Tax authorities will issue a notice to British telecom major Vodafone for recovery of tax dues and penal interest soon after Finance Bill, 2012 receives Presidential assent.
Official sources said the notice under section 201 and 220 (2) of the I-T Act, which talks about simple interest at one and a half per cent for every month the tax demand was raised, will also explain the retrospective amendment made by the government for taxing business deals that avoids tax in the country by showing them in a tax haven.
Vodafone had said in a statement on Wednesday, "We are naturally disappointed that, despite very widespread concern in India and internationally, the government has not seen fit to propose amendments to address the uncertainty caused by retrospective tax legislation."

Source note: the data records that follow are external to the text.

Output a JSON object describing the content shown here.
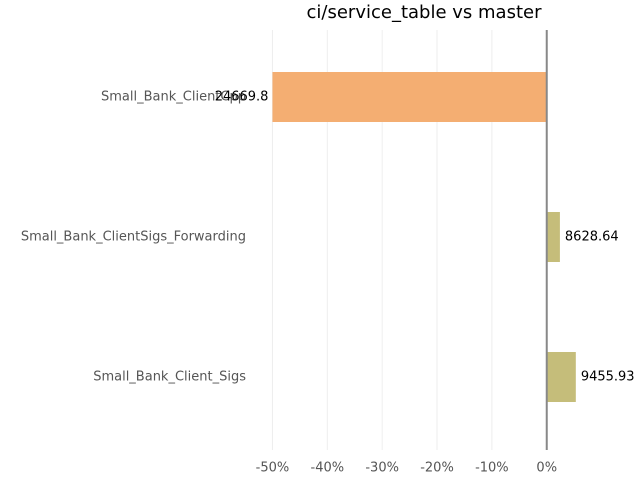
{
  "chart_data": {
    "type": "barh",
    "title": "ci/service_table vs master",
    "categories": [
      "Small_Bank_ClientCpp",
      "Small_Bank_ClientSigs_Forwarding",
      "Small_Bank_Client_Sigs"
    ],
    "values": [
      -50,
      2.4,
      5.3
    ],
    "colors": [
      "#f4ae72",
      "#c5bd7a",
      "#c5bd7a"
    ],
    "annotations": [
      "24669.8",
      "8628.64",
      "9455.93"
    ],
    "xlim": [
      -53,
      17
    ],
    "xticks": [
      {
        "value": -50,
        "label": "-50%"
      },
      {
        "value": -40,
        "label": "-40%"
      },
      {
        "value": -30,
        "label": "-30%"
      },
      {
        "value": -20,
        "label": "-20%"
      },
      {
        "value": -10,
        "label": "-10%"
      },
      {
        "value": 0,
        "label": "0%"
      }
    ],
    "grid": true
  }
}
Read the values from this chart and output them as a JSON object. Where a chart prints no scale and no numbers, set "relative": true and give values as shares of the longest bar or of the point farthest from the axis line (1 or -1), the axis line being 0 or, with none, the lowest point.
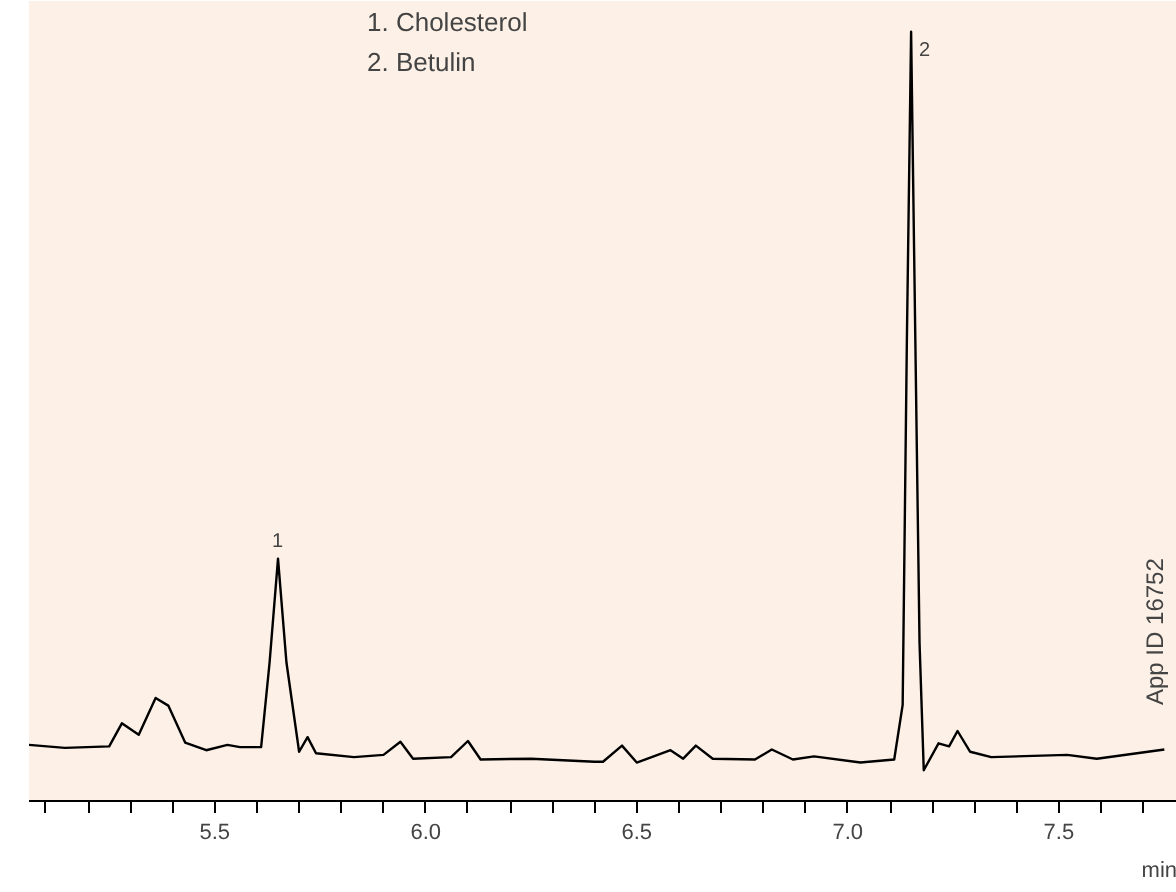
{
  "chart_data": {
    "type": "line",
    "relative": true,
    "xlabel": "min",
    "x": [
      5.06,
      5.145,
      5.25,
      5.28,
      5.32,
      5.36,
      5.39,
      5.43,
      5.48,
      5.53,
      5.56,
      5.61,
      5.63,
      5.65,
      5.67,
      5.7,
      5.72,
      5.74,
      5.83,
      5.9,
      5.94,
      5.97,
      6.06,
      6.1,
      6.13,
      6.25,
      6.4,
      6.42,
      6.465,
      6.5,
      6.58,
      6.61,
      6.64,
      6.68,
      6.78,
      6.82,
      6.87,
      6.92,
      7.03,
      7.11,
      7.13,
      7.14,
      7.15,
      7.16,
      7.17,
      7.18,
      7.215,
      7.24,
      7.26,
      7.29,
      7.34,
      7.52,
      7.59,
      7.75
    ],
    "series": [
      {
        "color": "#000000",
        "values": [
          0.073,
          0.069,
          0.071,
          0.101,
          0.086,
          0.134,
          0.124,
          0.076,
          0.066,
          0.073,
          0.07,
          0.07,
          0.18,
          0.315,
          0.18,
          0.064,
          0.083,
          0.062,
          0.057,
          0.06,
          0.077,
          0.055,
          0.057,
          0.078,
          0.054,
          0.055,
          0.051,
          0.051,
          0.072,
          0.05,
          0.066,
          0.055,
          0.072,
          0.055,
          0.054,
          0.067,
          0.054,
          0.058,
          0.05,
          0.054,
          0.125,
          0.6,
          1.0,
          0.6,
          0.205,
          0.04,
          0.075,
          0.071,
          0.091,
          0.064,
          0.057,
          0.06,
          0.055,
          0.067
        ]
      }
    ],
    "xlim": [
      5.06,
      7.78
    ],
    "xticks": [
      {
        "value": 5.1,
        "label": null
      },
      {
        "value": 5.2,
        "label": null
      },
      {
        "value": 5.3,
        "label": null
      },
      {
        "value": 5.4,
        "label": null
      },
      {
        "value": 5.5,
        "label": "5.5"
      },
      {
        "value": 5.6,
        "label": null
      },
      {
        "value": 5.7,
        "label": null
      },
      {
        "value": 5.8,
        "label": null
      },
      {
        "value": 5.9,
        "label": null
      },
      {
        "value": 6.0,
        "label": "6.0"
      },
      {
        "value": 6.1,
        "label": null
      },
      {
        "value": 6.2,
        "label": null
      },
      {
        "value": 6.3,
        "label": null
      },
      {
        "value": 6.4,
        "label": null
      },
      {
        "value": 6.5,
        "label": "6.5"
      },
      {
        "value": 6.6,
        "label": null
      },
      {
        "value": 6.7,
        "label": null
      },
      {
        "value": 6.8,
        "label": null
      },
      {
        "value": 6.9,
        "label": null
      },
      {
        "value": 7.0,
        "label": "7.0"
      },
      {
        "value": 7.1,
        "label": null
      },
      {
        "value": 7.2,
        "label": null
      },
      {
        "value": 7.3,
        "label": null
      },
      {
        "value": 7.4,
        "label": null
      },
      {
        "value": 7.5,
        "label": "7.5"
      },
      {
        "value": 7.6,
        "label": null
      },
      {
        "value": 7.7,
        "label": null
      }
    ],
    "tick_labels": "x",
    "grid": false,
    "marker": "none",
    "line_style": "solid",
    "annotations": [
      {
        "text": "1",
        "x": 5.65,
        "y": 0.315
      },
      {
        "text": "2",
        "x": 7.15,
        "y": 1.0
      },
      "1. Cholesterol",
      "2. Betulin",
      "App ID 16752"
    ]
  }
}
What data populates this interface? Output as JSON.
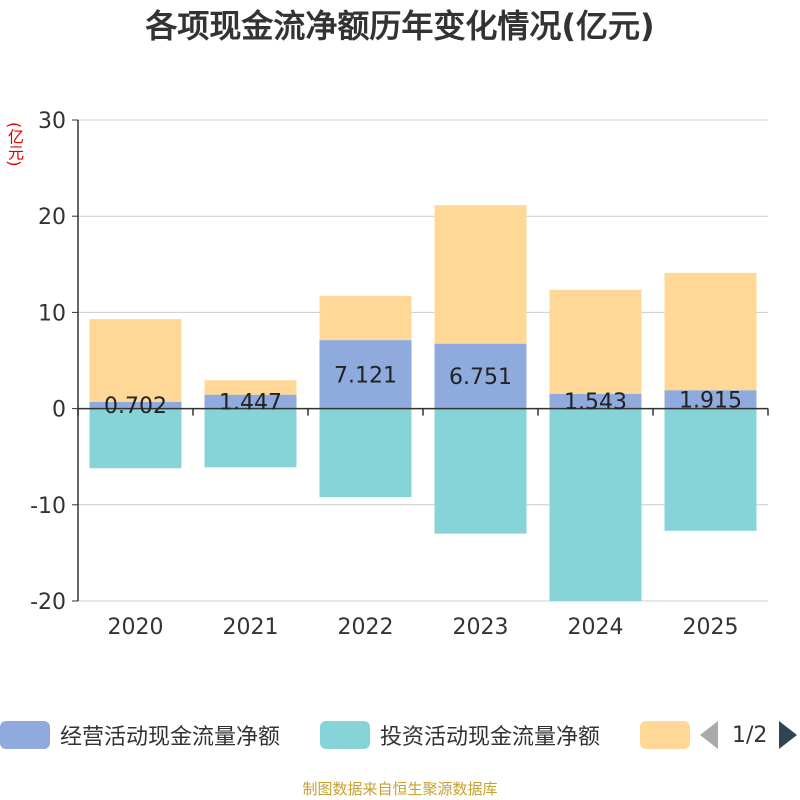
{
  "chart_data": {
    "type": "bar",
    "stacked": true,
    "title": "各项现金流净额历年变化情况(亿元)",
    "ylabel": "(亿元)",
    "ylim": [
      -20,
      30
    ],
    "yticks": [
      30,
      20,
      10,
      0,
      -10,
      -20
    ],
    "categories": [
      "2020",
      "2021",
      "2022",
      "2023",
      "2024",
      "2025"
    ],
    "series": [
      {
        "name": "经营活动现金流量净额",
        "color": "#8faadc",
        "values": [
          0.702,
          1.447,
          7.121,
          6.751,
          1.543,
          1.915
        ],
        "labels": [
          "0.702",
          "1.447",
          "7.121",
          "6.751",
          "1.543",
          "1.915"
        ]
      },
      {
        "name": "投资活动现金流量净额",
        "color": "#87d4d8",
        "values": [
          -6.2,
          -6.1,
          -9.2,
          -13.0,
          -20.0,
          -12.7
        ]
      },
      {
        "name": "",
        "color": "#ffd897",
        "values": [
          8.6,
          1.5,
          4.6,
          14.4,
          10.8,
          12.2
        ]
      }
    ]
  },
  "legend": {
    "items": [
      {
        "label": "经营活动现金流量净额",
        "color": "#8faadc"
      },
      {
        "label": "投资活动现金流量净额",
        "color": "#87d4d8"
      },
      {
        "label": "",
        "color": "#ffd897"
      }
    ],
    "page": "1/2"
  },
  "source": "制图数据来自恒生聚源数据库"
}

The Lok Sabha has approved the Finance Bill, 2012 which seeks to amend the Income Tax, 1961 with retrospective effect to tax overseas deals involving domestic assets.
The amendment would neutralise the victory secured by Vodafone in the Supreme Court in the Rs 11,000-crore (Rs 110-billion) tax dispute case.
The tax pertains to purchase of Hutchison's stake in Hutchison-Essar by Vodafone for $11.2 billion in 2007 through a deal in Cayman Islands.
The tax liability of Vodafone, after taking into account the penalty and interest is estimated at Rs 20,300 crore (Rs 203 billion).